It’s always tempting to treat America’s distant past as a simpler, gentler time, a rosy fog of Sunday socials and barbershop quartets on the town square. For nostalgia peddlers who preach “traditional values,” problems like irrational violence and drug abuse are newfangled aberrations, not repeating patterns. Those folks are thus unlikely to find a movie more disturbing this year than Wisconsin Death Trip, a 75-minute documentary showing 7:30 p.m. Monday on Cinemax’s “Reel Life” series.
Produced by Maureen Ryan, a former Nashvillian, and written and directed by British documentarian James Marsh, Wisconsin Death Trip is adapted from a notorious 1973 book by Michael Lesy. While a graduate student at the University of Wisconsin, Lesy discovered an archive of 3,000 photos from the town of Black River Falls, Wis. They had been taken by photographer Charles Van Schaick as far back as the 1890s. Back then, as Ryan explains, photography was such an expensive, unwieldy process that the townspeople—mostly farmers, laborers, and immigrants—reserved sittings only for special occasions.
In Black River Falls, Lesy found, that occasion was often death. Researching back issues of the local paper, the Badger State Banner, Lesy made a chilling discovery. Between 1890 and 1900, as economic ruin swept the heartland, Black River Falls was beset by epidemics, lurid deaths, unspeakable crimes, and acts of madness at once surreal and mundane. Those newspaper reports, juxtaposed with Van Schaick’s eerie, silvery photos, formed the bulk of Wisconsin Death Trip.
“We think of the Victorian era as this rarefied period,” says producer Ryan, who moved back to New York last December after six years producing commercials and music videos in Nashville. She met writer-director Marsh through a mutual friend, Young Poisoner’s Handbook director Ben Ross, and spent two years shepherding the film to completion. “Immigrants were told you could come to America and find a new life. But in the case of Black River Falls, it was stumpland, bitter cold, and infant mortality.”

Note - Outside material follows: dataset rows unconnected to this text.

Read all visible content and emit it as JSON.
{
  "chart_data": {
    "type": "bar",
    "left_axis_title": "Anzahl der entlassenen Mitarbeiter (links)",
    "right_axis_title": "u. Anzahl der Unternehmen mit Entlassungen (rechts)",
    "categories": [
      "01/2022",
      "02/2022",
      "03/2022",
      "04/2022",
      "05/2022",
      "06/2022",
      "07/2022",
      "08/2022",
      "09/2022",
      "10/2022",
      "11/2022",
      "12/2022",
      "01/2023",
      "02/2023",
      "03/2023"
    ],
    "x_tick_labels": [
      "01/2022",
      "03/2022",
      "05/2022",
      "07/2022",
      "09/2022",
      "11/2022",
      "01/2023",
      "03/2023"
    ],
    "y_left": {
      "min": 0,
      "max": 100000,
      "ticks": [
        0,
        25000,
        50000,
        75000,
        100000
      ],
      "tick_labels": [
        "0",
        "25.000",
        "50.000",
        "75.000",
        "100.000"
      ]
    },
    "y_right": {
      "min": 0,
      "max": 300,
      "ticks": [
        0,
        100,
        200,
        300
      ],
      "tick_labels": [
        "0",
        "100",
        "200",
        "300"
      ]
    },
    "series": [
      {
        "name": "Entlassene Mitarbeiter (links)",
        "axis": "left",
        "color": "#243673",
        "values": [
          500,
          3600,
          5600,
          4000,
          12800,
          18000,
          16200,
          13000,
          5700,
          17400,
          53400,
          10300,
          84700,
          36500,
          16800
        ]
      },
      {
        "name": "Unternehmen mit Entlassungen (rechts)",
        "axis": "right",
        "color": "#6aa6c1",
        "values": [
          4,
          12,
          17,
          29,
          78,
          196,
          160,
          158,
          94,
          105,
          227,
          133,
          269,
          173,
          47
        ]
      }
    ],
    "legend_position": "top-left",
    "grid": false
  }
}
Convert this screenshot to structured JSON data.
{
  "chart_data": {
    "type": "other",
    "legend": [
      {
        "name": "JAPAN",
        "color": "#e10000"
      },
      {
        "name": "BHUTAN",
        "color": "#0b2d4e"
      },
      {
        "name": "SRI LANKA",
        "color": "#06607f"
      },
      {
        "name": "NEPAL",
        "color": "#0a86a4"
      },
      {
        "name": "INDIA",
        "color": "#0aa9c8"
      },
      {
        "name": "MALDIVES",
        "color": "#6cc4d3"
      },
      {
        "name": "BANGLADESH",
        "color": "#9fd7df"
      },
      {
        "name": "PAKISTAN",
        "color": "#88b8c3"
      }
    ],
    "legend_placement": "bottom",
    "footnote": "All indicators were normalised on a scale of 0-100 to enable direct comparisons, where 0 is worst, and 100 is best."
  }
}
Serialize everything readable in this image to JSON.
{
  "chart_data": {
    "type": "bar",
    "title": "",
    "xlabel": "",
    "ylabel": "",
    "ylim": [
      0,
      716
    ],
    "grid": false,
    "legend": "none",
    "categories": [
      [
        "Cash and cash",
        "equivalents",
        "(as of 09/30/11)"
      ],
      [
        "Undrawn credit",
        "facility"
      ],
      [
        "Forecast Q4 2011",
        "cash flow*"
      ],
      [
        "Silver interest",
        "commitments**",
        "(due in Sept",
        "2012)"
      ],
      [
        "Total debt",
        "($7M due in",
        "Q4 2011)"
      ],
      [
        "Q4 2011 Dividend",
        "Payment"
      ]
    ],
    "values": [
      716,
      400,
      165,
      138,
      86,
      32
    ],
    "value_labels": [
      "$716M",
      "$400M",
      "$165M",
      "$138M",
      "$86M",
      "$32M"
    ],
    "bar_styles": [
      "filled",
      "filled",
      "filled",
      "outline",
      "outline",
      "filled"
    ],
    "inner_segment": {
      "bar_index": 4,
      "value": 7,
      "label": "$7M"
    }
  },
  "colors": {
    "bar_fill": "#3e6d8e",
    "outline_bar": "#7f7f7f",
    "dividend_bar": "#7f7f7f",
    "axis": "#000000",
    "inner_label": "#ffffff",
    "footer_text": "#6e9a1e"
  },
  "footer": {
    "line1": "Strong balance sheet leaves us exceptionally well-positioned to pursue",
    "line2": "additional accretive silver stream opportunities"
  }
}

The movie alternates Van Schaick’s photographs with black-and-white Super 16mm reenactments of the news clippings, narrated by Ian Holm in the paper’s own dry, monochromatic words. A 13-year-old boy guns down a farmer for kicks. A woman drowns her children; a drunken farmer dashes out his infant’s brains. A schoolmistress named Mary Sweeney, high on cocaine, smashes $50,000 worth of storefront windows. Townspeople whisper of demons and are carted off to the local asylum.
The silent reenactments and flat narration become a loop of perpetual grotesquerie—“the accumulation of awful facts nearly mute in their cacophony,” as Greil Marcus wrote in a lengthy New York Times rave last November. Color footage of contemporary Black River Falls only accentuates the oddity. The reenactments call to mind Errol Morris’ quirky documentaries, and as in Morris’ films they sometimes detract from the stark gravity of the actual documents. But the portrait of America’s past as a livid, unfathomable miasma is still hard to shake.
So how did Black River Falls welcome the project? “People were really interested,” Ryan said. “They’ve been living with the book for 25 years.” One resident helped with everything from locations to boiling a sheep’s head for one scene; a reenactment group donated its services onscreen as a mounted posse. With encouragement from Cinemax’s Sheila Nevins and Nancy Abraham, Ryan delivered a feature-length documentary on a minuscule budget. “I have a reputation as someone who can stretch a dollar,” the producer says wryly.
After its premiere last fall at the Telluride Film Festival, Wisconsin Death Trip played on the festival circuit and enjoyed a brief but successful theatrical release; it may return to theaters after showing on Cinemax. Ryan and Marsh will collaborate next on a true-crime project set in Florida. They hope to find the climate more hospitable than Wisconsin’s extremes of heat and cold.
“I had the most extreme winter gear available, and I was still cold; I can’t imagine what it was like 100 years ago,” Ryan says. “And it was really harsh in summer. People in Wisconsin really don’t get a break.” There’s news.